Montenegro is what I’d consider the “pocket rocket” of locales. A part of a state union with Serbia until 2006, you can traverse its entire length in an afternoon. Up until three days ago, we were in Kotor, near the border of Croatia, and barely an hour and a half later we had arrived in the nation’s capital, Podgorica.
And now we were leaving, minds still fresh with memories of Marko and his fellow metalheads, whom we’d met on the street purely by coincidence. We had spent the night prior fusing common threads—politics, metal bands we like, our mutual affection for 90s Australian TV show Heartbreak High (it had been imported to ex-Yugoslavia)—and drinking cheap, local wine; five liters in what looked like a plastic oil container bought for €5 from a convenience store window shielded by a screen. The wine was mixed with Pepsi for effect. The hangover the next day was brutal.
Trudging into the train station bleary-eyed, sustenance was of importance. We were sick of the pizzas, pastas, and burgers we found ourselves gravitating to in our short time in Montenegro, as we started to become travel-weary and longed for the comforts of home. There was only a single food stall in a dim corner of the station, and we caught the shopkeeper’s eye as he looked over at us with interest.
The stall had one small, heated showcase, filled to the brim with what looked like pastries. It was difficult to discern what was in them. “Burek,” the shopkeeper said as he noted our curiosity. “Very good and fresh! Meat, or spinach and cheese.”
We got two each at €1 a pop, then sat down at the café facing the tracks to wait for our train. Unfurling the burek from its paper bag, its crust so oily the oil had partially soaked through, it had already left stains on the bag. Our Turkish coffees arrived, and the first bite that accompanied it was delightful: the meat, freshly cooked and piping hot, melted in my mouth as it coalesced with the filo pastry skin. The burek was light and airy, yet packed a punch within. My mouth felt like it was in contact with something that was a cross between a sausage roll and an apple strudel. And even that wasn’t quite right. It evidently belonged in a league of its own. As bite after (flaky, oily, and meaty) bite ensued, the further away my hangover felt.

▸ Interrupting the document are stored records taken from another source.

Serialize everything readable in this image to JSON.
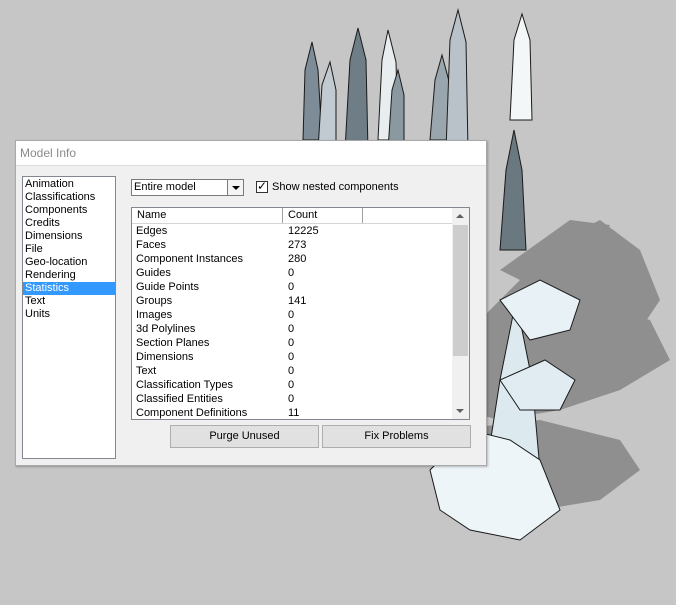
{
  "dialog": {
    "title": "Model Info",
    "sidebar": {
      "items": [
        "Animation",
        "Classifications",
        "Components",
        "Credits",
        "Dimensions",
        "File",
        "Geo-location",
        "Rendering",
        "Statistics",
        "Text",
        "Units"
      ],
      "selected": "Statistics"
    },
    "scope_select": {
      "value": "Entire model"
    },
    "nested_checkbox": {
      "label": "Show nested components",
      "checked": true
    },
    "table": {
      "headers": [
        "Name",
        "Count",
        ""
      ],
      "rows": [
        {
          "name": "Edges",
          "count": "12225"
        },
        {
          "name": "Faces",
          "count": "273"
        },
        {
          "name": "Component Instances",
          "count": "280"
        },
        {
          "name": "Guides",
          "count": "0"
        },
        {
          "name": "Guide Points",
          "count": "0"
        },
        {
          "name": "Groups",
          "count": "141"
        },
        {
          "name": "Images",
          "count": "0"
        },
        {
          "name": "3d Polylines",
          "count": "0"
        },
        {
          "name": "Section Planes",
          "count": "0"
        },
        {
          "name": "Dimensions",
          "count": "0"
        },
        {
          "name": "Text",
          "count": "0"
        },
        {
          "name": "Classification Types",
          "count": "0"
        },
        {
          "name": "Classified Entities",
          "count": "0"
        },
        {
          "name": "Component Definitions",
          "count": "11"
        }
      ]
    },
    "buttons": {
      "purge": "Purge Unused",
      "fix": "Fix Problems"
    }
  },
  "colors": {
    "viewport_bg": "#c6c6c6",
    "selection": "#3399ff",
    "shadow": "#8c8c8c",
    "foliage": "#e4f0f4"
  }
}
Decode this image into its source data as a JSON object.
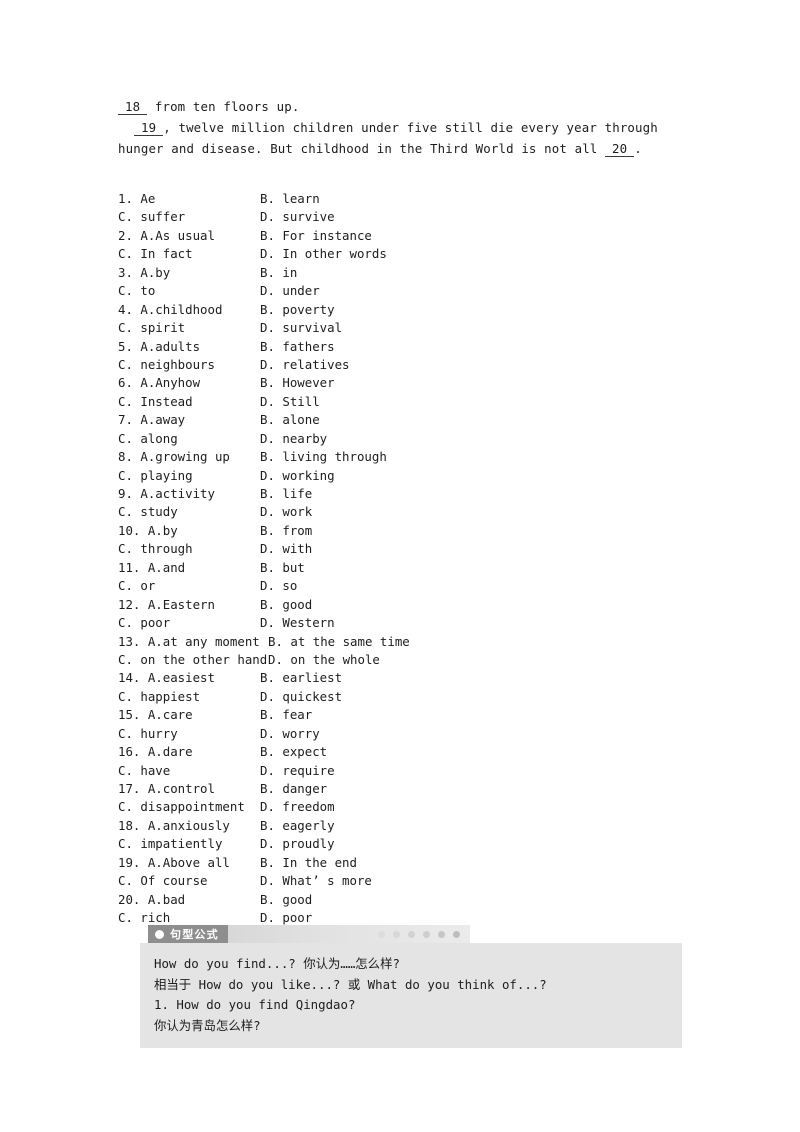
{
  "passage": {
    "line1_blank": "18",
    "line1_after": " from ten floors up.",
    "line2_blank": "19",
    "line2_after": ", twelve million children under five still die every year through",
    "line3_before": "hunger and disease. But childhood in the Third World is not all ",
    "line3_blank": "20",
    "line3_after": "."
  },
  "options": [
    {
      "a": "1. Ae",
      "b": "B. learn",
      "c": "C. suffer",
      "d": "D. survive"
    },
    {
      "a": "2. A.As usual",
      "b": "B. For instance",
      "c": "C. In fact",
      "d": "D. In other words"
    },
    {
      "a": "3. A.by",
      "b": "B. in",
      "c": "C. to",
      "d": "D. under"
    },
    {
      "a": "4. A.childhood",
      "b": "B. poverty",
      "c": "C. spirit",
      "d": "D. survival"
    },
    {
      "a": "5. A.adults",
      "b": "B. fathers",
      "c": "C. neighbours",
      "d": "D. relatives"
    },
    {
      "a": "6. A.Anyhow",
      "b": "B. However",
      "c": "C. Instead",
      "d": "D. Still"
    },
    {
      "a": "7. A.away",
      "b": "B. alone",
      "c": "C. along",
      "d": "D. nearby"
    },
    {
      "a": "8. A.growing up",
      "b": "B. living through",
      "c": "C. playing",
      "d": "D. working"
    },
    {
      "a": "9. A.activity",
      "b": "B. life",
      "c": "C. study",
      "d": "D. work"
    },
    {
      "a": "10. A.by",
      "b": "B. from",
      "c": "C. through",
      "d": "D. with"
    },
    {
      "a": "11. A.and",
      "b": "B. but",
      "c": "C. or",
      "d": "D. so"
    },
    {
      "a": "12. A.Eastern",
      "b": "B. good",
      "c": "C. poor",
      "d": "D. Western"
    },
    {
      "a": "13. A.at any moment",
      "b": "B. at the same time",
      "c": "C. on the other hand",
      "d": "D. on the whole",
      "wide": true
    },
    {
      "a": "14. A.easiest",
      "b": "B. earliest",
      "c": "C. happiest",
      "d": "D. quickest"
    },
    {
      "a": "15. A.care",
      "b": "B. fear",
      "c": "C. hurry",
      "d": "D. worry"
    },
    {
      "a": "16. A.dare",
      "b": "B. expect",
      "c": "C. have",
      "d": "D. require"
    },
    {
      "a": "17. A.control",
      "b": "B. danger",
      "c": "C. disappointment",
      "d": "D. freedom"
    },
    {
      "a": "18. A.anxiously",
      "b": "B. eagerly",
      "c": "C. impatiently",
      "d": "D. proudly"
    },
    {
      "a": "19. A.Above all",
      "b": "B. In the end",
      "c": "C. Of course",
      "d": "D. What’ s more"
    },
    {
      "a": "20. A.bad",
      "b": "B. good",
      "c": "C. rich",
      "d": "D. poor"
    }
  ],
  "note": {
    "tab_label": "句型公式",
    "dots_count": 6,
    "lines": [
      "How do you find...? 你认为……怎么样?",
      "相当于 How do you like...? 或 What do you think of...?",
      "1. How do you find Qingdao?",
      "你认为青岛怎么样?"
    ]
  },
  "colors": {
    "tab_background": "#8e8e8e",
    "header_bar": "#dcdcdc",
    "card_background": "#e4e4e4",
    "text": "#1d1d1d"
  }
}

Our train was two hours late. We got two more. When the old Soviet-era train eventually made its slow, mechanical presence felt, we got on with one final burek each in our hands. Later on, I would learn that burek dates back to the Ottoman empire, its modern-day presence serving as a remnant of a regime that no longer exists. Croatian burek varies from Montenegrin burek, which differs from Bulgarian burek, and so on.
As the train wound down valleys and mountains away from Montenegro, the burek would stoke cravings that could not be satiated for months to come.